Конан, кивнув, продолжал:
– К воинам своим дуон щедр. На плети не скупится, но за верную службу и храбрость награждает золотом и серебром, а может и усадьбу пожаловать… Провинности карает строго, и есть у него три казни: разрывают преступника конями, либо бросают в яму с ядовитыми пауками и змеями, либо подвешивают на крюк за ребро. Но тебе, я думаю, те казни не грозят. Коня ты сам разорвешь, пауки да змеи разбегутся, завидев твою разбойную рожу, а крюк тебе и шкуры не проколет.
Сигвар, слушавший Конана с жадным вниманием, самодовольно усмехнулся. В варварской его душе жестокость уживалась с любопытством, природная хитрость – с полудетской наивностью, недоверчивость – с тягой к чудесам, невероятным приключениям и опасным авантюрам. Верно он говорил: они с Конаном были два сапога пара. Что с того, что один сапог был выкроен в Киммерии, а другой – в Асгарде? Кожа-то оказалась одного сорта – то ли от непоседливого козла, то ли от дикого быка, коему не сидится на месте.
Скакун, щипавший траву неподалеку, тревожно зафыркал, и Конан поднялся, прихватив головню из костра. Но все было тихо; ни топота копыт, ни людских голосов, ни звона доспехов не слышалось в степи. Только где-то во тьме протяжно и тоскливо взвыл волк.

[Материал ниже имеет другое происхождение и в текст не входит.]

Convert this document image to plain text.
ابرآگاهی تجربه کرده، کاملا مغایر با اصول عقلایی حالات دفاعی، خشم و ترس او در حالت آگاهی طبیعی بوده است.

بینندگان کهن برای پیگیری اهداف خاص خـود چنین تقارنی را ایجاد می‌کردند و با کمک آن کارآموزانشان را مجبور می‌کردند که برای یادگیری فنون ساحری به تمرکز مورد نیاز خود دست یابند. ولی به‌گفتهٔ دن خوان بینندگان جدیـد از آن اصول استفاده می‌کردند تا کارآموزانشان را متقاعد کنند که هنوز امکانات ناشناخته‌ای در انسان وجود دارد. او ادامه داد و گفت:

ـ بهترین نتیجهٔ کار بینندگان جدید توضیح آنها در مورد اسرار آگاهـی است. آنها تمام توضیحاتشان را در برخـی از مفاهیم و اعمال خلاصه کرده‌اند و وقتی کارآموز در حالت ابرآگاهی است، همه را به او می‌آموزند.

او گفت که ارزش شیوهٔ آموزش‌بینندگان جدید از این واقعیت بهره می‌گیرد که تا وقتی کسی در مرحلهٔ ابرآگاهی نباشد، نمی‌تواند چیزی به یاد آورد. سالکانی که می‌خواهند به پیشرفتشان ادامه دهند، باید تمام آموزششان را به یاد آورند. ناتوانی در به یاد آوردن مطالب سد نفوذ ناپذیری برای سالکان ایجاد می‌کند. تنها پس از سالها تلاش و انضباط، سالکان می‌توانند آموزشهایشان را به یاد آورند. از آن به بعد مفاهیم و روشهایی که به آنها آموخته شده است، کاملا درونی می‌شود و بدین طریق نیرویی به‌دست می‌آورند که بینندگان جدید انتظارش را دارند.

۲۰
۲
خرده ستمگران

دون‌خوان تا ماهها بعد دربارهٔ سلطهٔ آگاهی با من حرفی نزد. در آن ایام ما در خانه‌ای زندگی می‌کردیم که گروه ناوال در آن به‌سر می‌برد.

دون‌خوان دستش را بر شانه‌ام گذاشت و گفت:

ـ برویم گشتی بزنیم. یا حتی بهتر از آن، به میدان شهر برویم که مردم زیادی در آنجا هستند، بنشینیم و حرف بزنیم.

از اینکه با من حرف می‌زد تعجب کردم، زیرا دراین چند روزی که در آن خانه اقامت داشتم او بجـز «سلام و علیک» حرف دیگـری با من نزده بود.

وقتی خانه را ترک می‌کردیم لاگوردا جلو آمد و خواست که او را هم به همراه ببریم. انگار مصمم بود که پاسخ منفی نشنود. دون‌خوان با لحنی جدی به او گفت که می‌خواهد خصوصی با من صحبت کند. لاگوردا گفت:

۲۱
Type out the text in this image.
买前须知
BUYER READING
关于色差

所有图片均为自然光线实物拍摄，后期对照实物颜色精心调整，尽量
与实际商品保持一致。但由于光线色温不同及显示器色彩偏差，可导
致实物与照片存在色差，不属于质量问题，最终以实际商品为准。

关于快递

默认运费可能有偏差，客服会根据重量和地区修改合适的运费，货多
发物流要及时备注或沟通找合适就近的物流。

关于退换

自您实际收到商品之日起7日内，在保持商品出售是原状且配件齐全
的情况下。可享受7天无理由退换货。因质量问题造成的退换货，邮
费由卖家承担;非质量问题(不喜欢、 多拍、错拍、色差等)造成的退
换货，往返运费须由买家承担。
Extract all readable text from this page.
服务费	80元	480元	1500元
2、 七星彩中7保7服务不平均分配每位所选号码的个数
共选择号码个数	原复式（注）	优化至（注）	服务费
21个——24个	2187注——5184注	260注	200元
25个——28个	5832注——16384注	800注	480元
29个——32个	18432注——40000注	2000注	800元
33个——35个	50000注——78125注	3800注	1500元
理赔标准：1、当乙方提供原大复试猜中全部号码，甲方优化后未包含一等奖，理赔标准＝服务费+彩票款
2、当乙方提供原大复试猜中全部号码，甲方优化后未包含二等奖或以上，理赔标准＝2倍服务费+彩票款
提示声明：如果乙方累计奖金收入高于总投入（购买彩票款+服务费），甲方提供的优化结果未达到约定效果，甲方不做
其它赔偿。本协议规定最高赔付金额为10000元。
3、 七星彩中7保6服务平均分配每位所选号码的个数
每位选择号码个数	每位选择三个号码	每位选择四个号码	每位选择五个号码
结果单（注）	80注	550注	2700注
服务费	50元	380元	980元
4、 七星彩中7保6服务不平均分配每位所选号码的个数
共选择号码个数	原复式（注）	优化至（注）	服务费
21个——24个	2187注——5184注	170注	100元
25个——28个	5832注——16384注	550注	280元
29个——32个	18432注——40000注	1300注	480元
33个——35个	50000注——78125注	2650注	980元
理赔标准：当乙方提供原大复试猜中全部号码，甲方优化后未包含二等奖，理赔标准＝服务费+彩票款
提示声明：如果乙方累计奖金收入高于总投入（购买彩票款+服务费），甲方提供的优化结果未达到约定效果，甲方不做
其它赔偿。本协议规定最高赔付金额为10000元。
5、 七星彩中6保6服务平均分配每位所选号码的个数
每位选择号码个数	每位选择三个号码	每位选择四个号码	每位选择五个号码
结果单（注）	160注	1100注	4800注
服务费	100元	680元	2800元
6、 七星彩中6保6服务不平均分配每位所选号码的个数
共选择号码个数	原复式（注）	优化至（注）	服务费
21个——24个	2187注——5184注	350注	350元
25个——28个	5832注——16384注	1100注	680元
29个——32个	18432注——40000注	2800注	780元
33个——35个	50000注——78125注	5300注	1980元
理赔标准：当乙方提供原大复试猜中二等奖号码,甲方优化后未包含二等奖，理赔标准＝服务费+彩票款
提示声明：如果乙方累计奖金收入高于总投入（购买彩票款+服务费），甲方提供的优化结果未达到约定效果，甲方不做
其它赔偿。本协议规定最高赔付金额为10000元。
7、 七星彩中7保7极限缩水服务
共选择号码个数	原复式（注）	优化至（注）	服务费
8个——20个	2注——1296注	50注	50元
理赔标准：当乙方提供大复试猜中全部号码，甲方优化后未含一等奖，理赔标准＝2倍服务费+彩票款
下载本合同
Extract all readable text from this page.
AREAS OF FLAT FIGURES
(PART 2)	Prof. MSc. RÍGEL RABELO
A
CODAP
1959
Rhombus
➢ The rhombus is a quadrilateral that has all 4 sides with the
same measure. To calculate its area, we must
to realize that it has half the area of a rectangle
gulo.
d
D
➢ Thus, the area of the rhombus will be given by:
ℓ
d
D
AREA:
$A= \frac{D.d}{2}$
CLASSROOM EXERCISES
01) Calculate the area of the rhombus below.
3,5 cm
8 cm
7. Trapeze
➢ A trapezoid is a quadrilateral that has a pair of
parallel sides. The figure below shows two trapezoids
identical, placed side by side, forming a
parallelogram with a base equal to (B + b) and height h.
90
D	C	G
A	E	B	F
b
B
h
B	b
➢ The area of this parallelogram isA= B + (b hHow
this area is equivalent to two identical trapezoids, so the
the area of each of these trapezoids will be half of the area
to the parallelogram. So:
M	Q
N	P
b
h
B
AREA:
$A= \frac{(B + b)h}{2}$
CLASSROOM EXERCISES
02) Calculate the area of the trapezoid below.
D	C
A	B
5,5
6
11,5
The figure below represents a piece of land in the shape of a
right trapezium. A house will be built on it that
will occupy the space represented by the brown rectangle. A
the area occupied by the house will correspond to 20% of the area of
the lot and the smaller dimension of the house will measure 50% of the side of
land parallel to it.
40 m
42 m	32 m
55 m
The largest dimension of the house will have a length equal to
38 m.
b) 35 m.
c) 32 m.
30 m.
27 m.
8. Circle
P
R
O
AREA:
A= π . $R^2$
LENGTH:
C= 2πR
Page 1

Когда Конан, успокоив жеребца, вернулся к костру, асир уже спал. На лице его расплывалась довольная улыбка; может, он видел ступенчатые башни с крылатыми львами, может, мчался на быстрой колеснице по улицам Дамаста, а может любовался тем, как какого-то злодея подвешивают на крюке, Конан опустился рядом, положил под правую руку лук, под левую – колчан со стрелами, и, прикрыв глаза, погрузился в чуткую дремоту. Но снились ему не Дамаст и не покинутая прошлой ночью Хабба, а жгучий блеск песка да темневший за пустыней горный хребет, бесплодный склон вулкана да полоска зелени на нем, будто нарисованная гигантской кистью. Она все приближалась и приближалась, пока в лицо киммерийцу не пахнуло прохладой, пока губы его не ощутили вкус влаги, а над головой не зашумели кроны вековых деревьев. И под одним из них, терпеливо поджидая нового ученика, сидел старец с неулыбчивым грозным ликом и взором орла.
Утром Конан обнаружил, что ветер дует с востока на запад. Был он сильным и ровным, как раз таким, какой нужен, и киммериец тут же принялся за дело: разрезал на полосы мешок, сплел из них недлинную веревку, а конец ее распушил и натер жиром, срезанным с газельего хребта. Теперь оставалось лишь выбрать подходящее место, с сухой травой и каким-нибудь привлекательным ручейком, оврагом либо лощинкой, сулившими спасение от огня.
К полудню, когда беглецы уже одолели немало тысяч локтей, нашлось и место. Степь тут была засушливой, ковыль выгорел под жарким солнцем до хруста и покрывал равнину нескончаемыми волнами, клонившимися под ветром к западу; казалось, золотисто-желтые травяные валы бегут к синему простору Вилайета, словно желая слиться с ним в единый: безбрежный океан. В ковыльном море по-прежнему встречались и курганы, и валуны, и неглубокие лощинки – то совсем сухие, то с ручьями, превратившимися в цепочку луж. Конан выбрал один из таких потоков, лениво струившийся к восходу солнца меж пологих берегов; эта речушка неведомо где начиналась и неведомо где кончалась, но вполне подходила для задуманного. Она была мелкой, но довольно широкой, и текла меж холмов н камней, среди коих попадались и весьма большие, человеку по грудь.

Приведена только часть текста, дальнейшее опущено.